Saïd Bouteflika arrêté et déféré devant un tribunal militaire : la rue algérienne a obtenu une vraie victoire. Encore faut-il transformer l'essai alors que le ramadan vient de commencer.

Samedi 3 mai, Saïd Bouteflika, le frère du président algérien déchu a été arrêté et déféré devant un tribunal militaire à Blida. Lui et deux généraux bien connus des algériens : le général Bashir Tartag, un proche de l'ancien président et surtout Mohamed Mediène, dit Toufik, ancien patron tout puissant des services de renseignements.

En clair, des gros poissons ! Les Algériens détestent Saïd Bouteflika qui, depuis la « maladie » de son frère de président, exerçait la réalité du pouvoir avec son clan. Et ils détestaient tout autant le général Toufik, pourtant tombé en disgrâce dès 2015.

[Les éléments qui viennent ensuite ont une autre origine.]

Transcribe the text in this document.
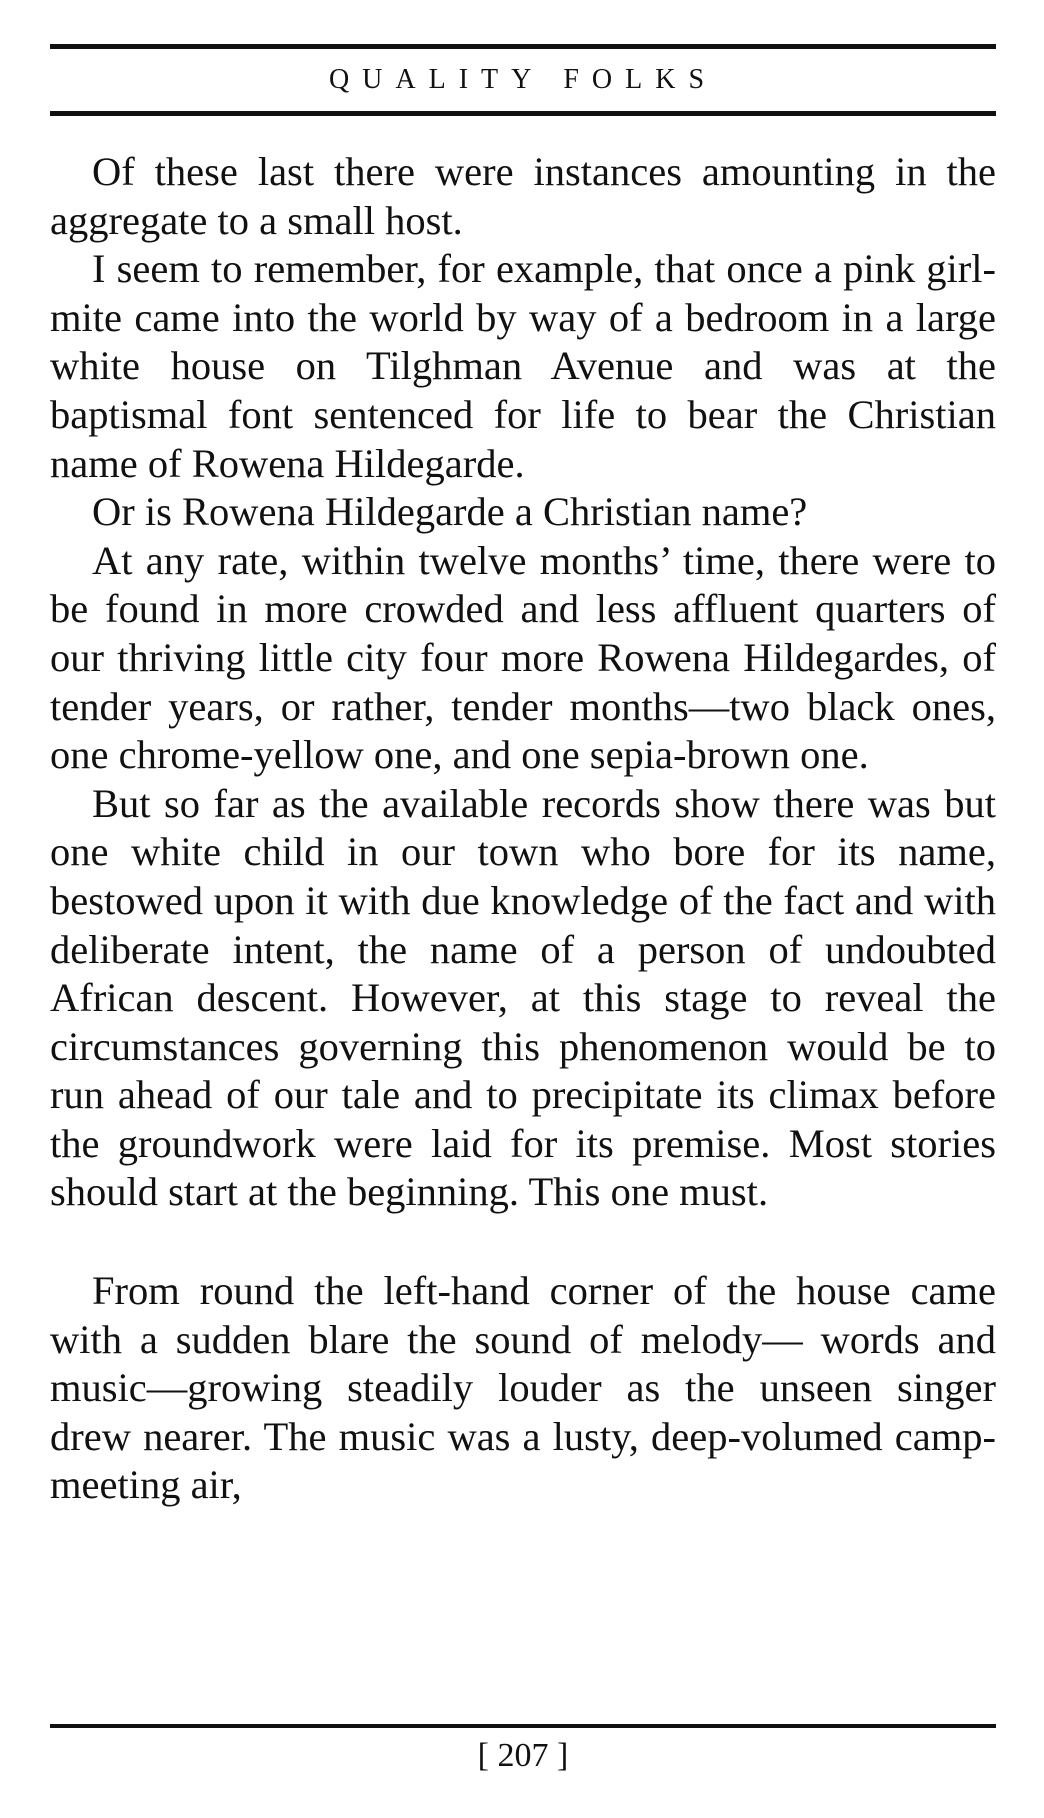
QUALITY FOLKS

Of these last there were instances amounting in the aggregate to a small host.

I seem to remember, for example, that once a pink girl-mite came into the world by way of a bedroom in a large white house on Tilghman Avenue and was at the baptismal font sentenced for life to bear the Christian name of Rowena Hildegarde.

Or is Rowena Hildegarde a Christian name?

At any rate, within twelve months’ time, there were to be found in more crowded and less affluent quarters of our thriving little city four more Rowena Hildegardes, of tender years, or rather, tender months—two black ones, one chrome-yellow one, and one sepia-brown one.

But so far as the available records show there was but one white child in our town who bore for its name, bestowed upon it with due knowledge of the fact and with deliberate intent, the name of a person of undoubted African descent. However, at this stage to reveal the circumstances governing this phenomenon would be to run ahead of our tale and to precipitate its climax before the groundwork were laid for its premise. Most stories should start at the beginning. This one must.

From round the left-hand corner of the house came with a sudden blare the sound of melody— words and music—growing steadily louder as the unseen singer drew nearer. The music was a lusty, deep-volumed camp-meeting air,

[ 207 ]
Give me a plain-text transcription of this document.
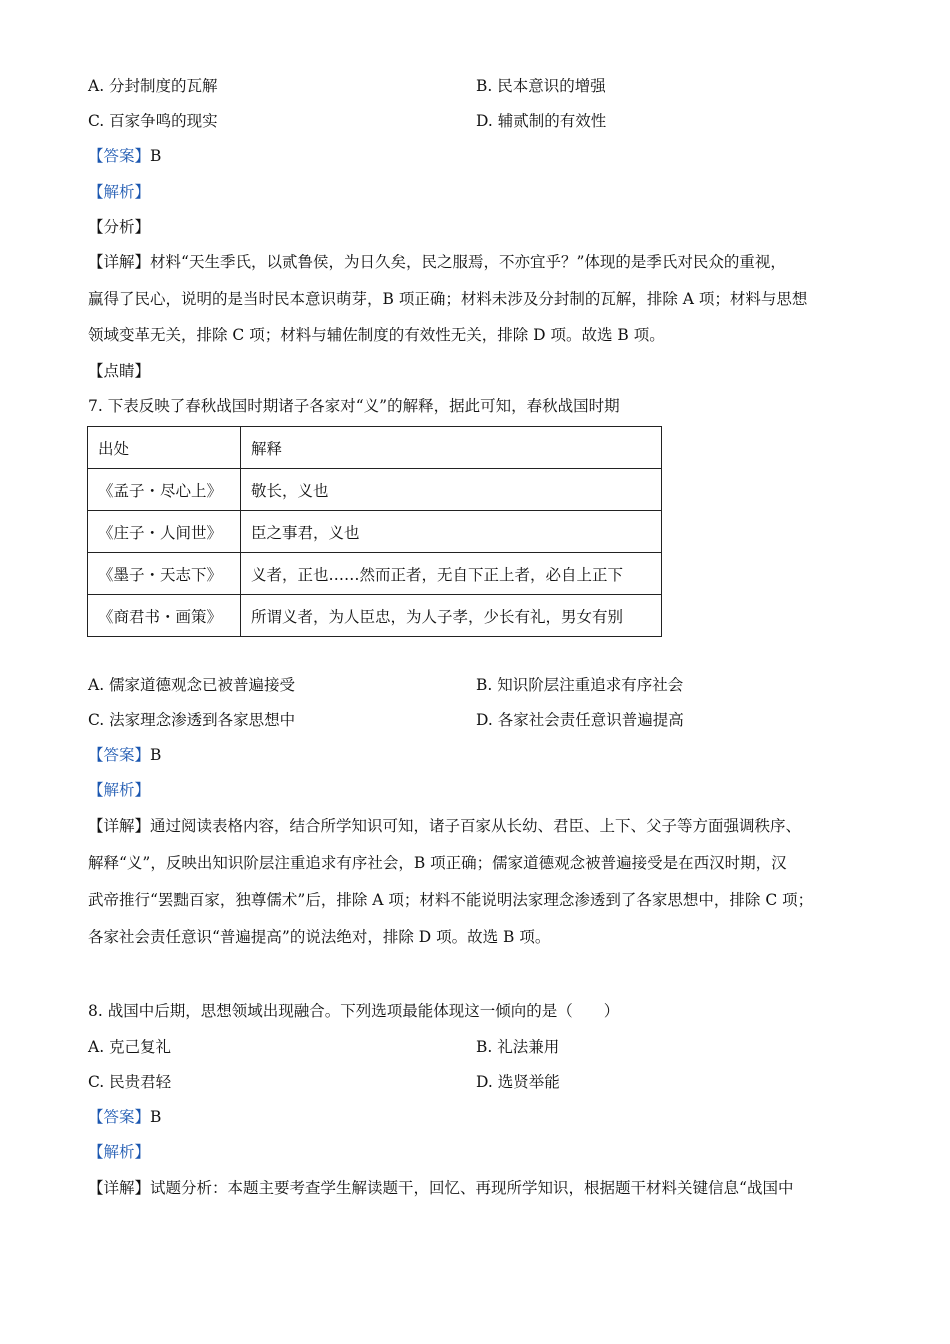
A. 分封制度的瓦解	B. 民本意识的增强
C. 百家争鸣的现实	D. 辅贰制的有效性
【答案】B
【解析】
【分析】
【详解】材料“天生季氏，以贰鲁侯，为日久矣，民之服焉，不亦宜乎？”体现的是季氏对民众的重视，
赢得了民心，说明的是当时民本意识萌芽，B 项正确；材料未涉及分封制的瓦解，排除 A 项；材料与思想
领域变革无关，排除 C 项；材料与辅佐制度的有效性无关，排除 D 项。故选 B 项。
【点睛】
7. 下表反映了春秋战国时期诸子各家对“义”的解释，据此可知，春秋战国时期
出处	解释
《孟子・尽心上》	敬长，义也
《庄子・人间世》	臣之事君，义也
《墨子・天志下》	义者，正也……然而正者，无自下正上者，必自上正下
《商君书・画策》	所谓义者，为人臣忠，为人子孝，少长有礼，男女有别
A. 儒家道德观念已被普遍接受	B. 知识阶层注重追求有序社会
C. 法家理念渗透到各家思想中	D. 各家社会责任意识普遍提高
【答案】B
【解析】
【详解】通过阅读表格内容，结合所学知识可知，诸子百家从长幼、君臣、上下、父子等方面强调秩序、
解释“义”，反映出知识阶层注重追求有序社会，B 项正确；儒家道德观念被普遍接受是在西汉时期，汉
武帝推行“罢黜百家，独尊儒术”后，排除 A 项；材料不能说明法家理念渗透到了各家思想中，排除 C 项；
各家社会责任意识“普遍提高”的说法绝对，排除 D 项。故选 B 项。
8. 战国中后期，思想领域出现融合。下列选项最能体现这一倾向的是（　　）
A. 克己复礼	B. 礼法兼用
C. 民贵君轻	D. 选贤举能
【答案】B
【解析】
【详解】试题分析：本题主要考查学生解读题干，回忆、再现所学知识，根据题干材料关键信息“战国中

Reste que personne ne croyait à cette mise à la retraite d'office en Algérie. Et les derniers temps ont donné raison aux incrédules : le nom de Toufik est réapparu dans des négociations d'arrière-boutique pour tenter de sauver le régime et les frères Bouteflika.

L'arrestation de Saïd Bouteflika : une victoire de la rue

C'est la 1ère chose à dire : cela fait 11 vendredi de suite que les algériens descendent dans les rues du pays. Vendredi dernier, ils étaient encore des centaines de milliers à se mobiliser. La presse indépendante parle même de millions de personnes.

Or, depuis le début, les Algériens réclament la tête de Saïd Bouteflika. De haute lutte, ils l'ont donc obtenue. Mais surtout, Saïd Bouteflika et les 2 généraux n'ont pas été traduits devant un tribunal ordinaire mais devant un tribunal militaire.

Le message envoyé à la population est donc très clair : les militaires – et à leur tête le général Gaïd-Salah – sont du côté du peuple et nettoient les écuries, pas d'Augias, mais de Bouteflika. Avec un second message : il est peut-être temps de rentrer à la maison.

Le Ramadan va-t-il servir les calculs des militaires

C'est là où je voulais en venir. L'armée algérienne n'a qu'un seul objectif : se maintenir coute que coûte au pouvoir. Le système, c'est elle. Elle contrôle une bonne partie de l'économie du pays et elle est, depuis Boumédiène, au c?ur des institutions algériennes.

Sa stratégie face à la mobilisation populaire tient en deux points : tenir sans réprimer jusqu'au Ramadan et surtout, sacrifier tout ce qui peut l'être d'ici-là. D'abord le président Bouteflika, puis les oligarques qu'il a enrichi, puis, cerise sur le gâteau, Saïd.

Et pile deux jours avant le début du Ramadan ! Enfin quand je dis sans réprimer, pas tout à fait : l'armée et les forces de sécurité ont tout de même lancé quelques avertissements : début avril, la police a réprimé assez durement des manifestants.

Tenir jusqu'au Ramadan... et après !

Le Ramadan est quasiment un mois de vacances, où l'activité est extrêmement réduite et où l'on passe du temps en famille, à beaucoup manger après le coucher du soleil. Le calcul c'est : pendant le ramadan, les Algériens vont rentrer chez eux.

Et avec un peu de chances, l'été et ses chaleurs étouffantes venant juste après, ils y resteront. Mais c'est un calcul très hasardeux. Après tout, qu'ont montré les généraux jusqu'à présent : qu'ils cédaient devant les manifs. Et ça, les Algériens ne sont pas prêts de l'oublier.